At a simple human level, that band was a family of sorts and they had lost a loved one and they wanted to express their love publicly.

“Things like It’s a Sin are fantastic, and there are lots of amazing HIV/AIDS documentaries around that, but a lot of them feel like they are very aimed at a queer audience,” Dan says. “What I really realised on a very personal level about our film is that it felt like my queer story but with members of the heterosexual community, members of the allied community, stepping in and saying: ‘You are not shamed, you are not wrong.’

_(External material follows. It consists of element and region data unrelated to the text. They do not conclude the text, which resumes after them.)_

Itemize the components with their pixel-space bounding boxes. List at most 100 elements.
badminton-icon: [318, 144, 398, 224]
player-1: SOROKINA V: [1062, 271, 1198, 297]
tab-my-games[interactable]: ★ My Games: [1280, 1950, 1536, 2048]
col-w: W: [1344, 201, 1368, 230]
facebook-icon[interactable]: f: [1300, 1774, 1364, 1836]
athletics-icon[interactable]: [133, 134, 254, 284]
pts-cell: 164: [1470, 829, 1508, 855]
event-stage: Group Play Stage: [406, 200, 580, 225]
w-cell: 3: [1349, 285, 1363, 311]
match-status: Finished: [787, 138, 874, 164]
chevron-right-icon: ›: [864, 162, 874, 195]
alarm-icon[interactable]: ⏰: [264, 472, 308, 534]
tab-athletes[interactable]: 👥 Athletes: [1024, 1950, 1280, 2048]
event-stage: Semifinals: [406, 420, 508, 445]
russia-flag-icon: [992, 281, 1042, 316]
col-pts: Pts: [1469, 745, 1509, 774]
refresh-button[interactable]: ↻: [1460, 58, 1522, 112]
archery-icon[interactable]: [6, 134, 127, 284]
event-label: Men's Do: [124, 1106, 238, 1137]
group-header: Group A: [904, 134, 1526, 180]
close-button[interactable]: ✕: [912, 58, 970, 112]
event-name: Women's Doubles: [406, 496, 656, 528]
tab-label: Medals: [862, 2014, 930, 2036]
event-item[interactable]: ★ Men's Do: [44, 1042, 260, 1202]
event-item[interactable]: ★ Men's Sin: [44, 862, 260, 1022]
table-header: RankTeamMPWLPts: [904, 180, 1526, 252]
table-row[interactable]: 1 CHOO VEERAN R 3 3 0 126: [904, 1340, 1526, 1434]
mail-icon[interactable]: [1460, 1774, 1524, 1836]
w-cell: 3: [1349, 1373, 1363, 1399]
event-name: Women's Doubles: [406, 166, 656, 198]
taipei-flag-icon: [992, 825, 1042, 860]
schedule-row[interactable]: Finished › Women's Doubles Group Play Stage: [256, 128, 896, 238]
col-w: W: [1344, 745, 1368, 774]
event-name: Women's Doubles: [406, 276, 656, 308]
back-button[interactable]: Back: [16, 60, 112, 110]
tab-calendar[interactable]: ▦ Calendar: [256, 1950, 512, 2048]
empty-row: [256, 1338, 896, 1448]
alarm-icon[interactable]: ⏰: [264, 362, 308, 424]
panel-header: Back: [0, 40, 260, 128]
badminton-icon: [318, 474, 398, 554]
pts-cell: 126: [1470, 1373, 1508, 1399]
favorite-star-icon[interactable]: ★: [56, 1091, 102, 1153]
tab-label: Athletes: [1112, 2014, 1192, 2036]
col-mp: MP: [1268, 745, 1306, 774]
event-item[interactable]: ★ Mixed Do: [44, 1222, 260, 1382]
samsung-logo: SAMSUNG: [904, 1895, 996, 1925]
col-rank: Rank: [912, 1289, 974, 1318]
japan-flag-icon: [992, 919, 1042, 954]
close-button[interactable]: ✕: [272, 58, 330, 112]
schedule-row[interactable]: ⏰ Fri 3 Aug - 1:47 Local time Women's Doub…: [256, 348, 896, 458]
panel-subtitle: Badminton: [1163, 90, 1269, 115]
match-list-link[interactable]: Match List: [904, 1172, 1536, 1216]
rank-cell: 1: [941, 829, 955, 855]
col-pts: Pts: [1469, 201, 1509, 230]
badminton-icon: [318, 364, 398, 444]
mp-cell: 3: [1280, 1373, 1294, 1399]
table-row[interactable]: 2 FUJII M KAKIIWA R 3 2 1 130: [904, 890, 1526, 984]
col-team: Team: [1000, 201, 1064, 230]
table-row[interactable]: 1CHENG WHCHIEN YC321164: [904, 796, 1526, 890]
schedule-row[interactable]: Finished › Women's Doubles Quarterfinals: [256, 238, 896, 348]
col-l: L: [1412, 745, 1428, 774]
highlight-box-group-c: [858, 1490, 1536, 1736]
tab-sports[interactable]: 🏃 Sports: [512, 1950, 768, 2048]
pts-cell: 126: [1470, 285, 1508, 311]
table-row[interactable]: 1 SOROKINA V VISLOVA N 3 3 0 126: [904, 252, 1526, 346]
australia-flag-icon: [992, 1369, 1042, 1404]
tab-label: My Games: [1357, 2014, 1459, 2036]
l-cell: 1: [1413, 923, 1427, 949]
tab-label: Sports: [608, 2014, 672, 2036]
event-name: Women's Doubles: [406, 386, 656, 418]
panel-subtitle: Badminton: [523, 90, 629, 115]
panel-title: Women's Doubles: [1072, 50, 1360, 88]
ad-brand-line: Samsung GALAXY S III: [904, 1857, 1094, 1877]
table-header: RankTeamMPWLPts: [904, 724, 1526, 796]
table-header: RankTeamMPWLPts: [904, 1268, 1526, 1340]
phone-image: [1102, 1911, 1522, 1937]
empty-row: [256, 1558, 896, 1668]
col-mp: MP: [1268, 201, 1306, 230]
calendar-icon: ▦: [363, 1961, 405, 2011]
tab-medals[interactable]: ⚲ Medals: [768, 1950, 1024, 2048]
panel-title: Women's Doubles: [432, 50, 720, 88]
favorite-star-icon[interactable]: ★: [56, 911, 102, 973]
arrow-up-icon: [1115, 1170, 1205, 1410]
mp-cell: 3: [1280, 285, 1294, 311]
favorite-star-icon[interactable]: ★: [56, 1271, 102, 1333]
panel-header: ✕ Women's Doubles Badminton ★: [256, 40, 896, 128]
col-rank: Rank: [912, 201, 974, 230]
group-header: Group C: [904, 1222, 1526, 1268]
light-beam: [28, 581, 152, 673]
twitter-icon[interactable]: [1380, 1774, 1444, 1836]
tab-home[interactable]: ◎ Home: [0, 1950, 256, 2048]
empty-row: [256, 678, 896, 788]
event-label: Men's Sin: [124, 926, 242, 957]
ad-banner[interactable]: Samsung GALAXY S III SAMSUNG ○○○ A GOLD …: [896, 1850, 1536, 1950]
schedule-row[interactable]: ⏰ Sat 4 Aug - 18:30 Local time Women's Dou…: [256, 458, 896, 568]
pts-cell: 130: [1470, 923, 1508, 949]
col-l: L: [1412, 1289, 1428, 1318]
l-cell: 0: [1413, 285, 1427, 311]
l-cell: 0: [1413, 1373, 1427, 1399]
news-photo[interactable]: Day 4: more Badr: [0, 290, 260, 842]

“For me, my two favourite moments in the film are the bit of interview we had with Roger [Taylor], who said, ‘We had to stand up for our friend, for our best friend,’ and that’s a straight man saying that. The other moment is Brian May going on TV-am in 1991, going: ‘We’ve got to stop saying that being gay is wrong.’ As a closeted man, seeing a very, very influential, very world-famous heterosexual man say that – the power and importance of allies can’t be understated.”

James hopes the love of those allies shines through in Freddie Mercury: The Final Act.

“At a simple human level, that band was a family of sorts and they had lost a loved one and they wanted to express their love publicly, and I think that’s the most human thing in the world. And that was a beautiful response to what was an extraordinary life.”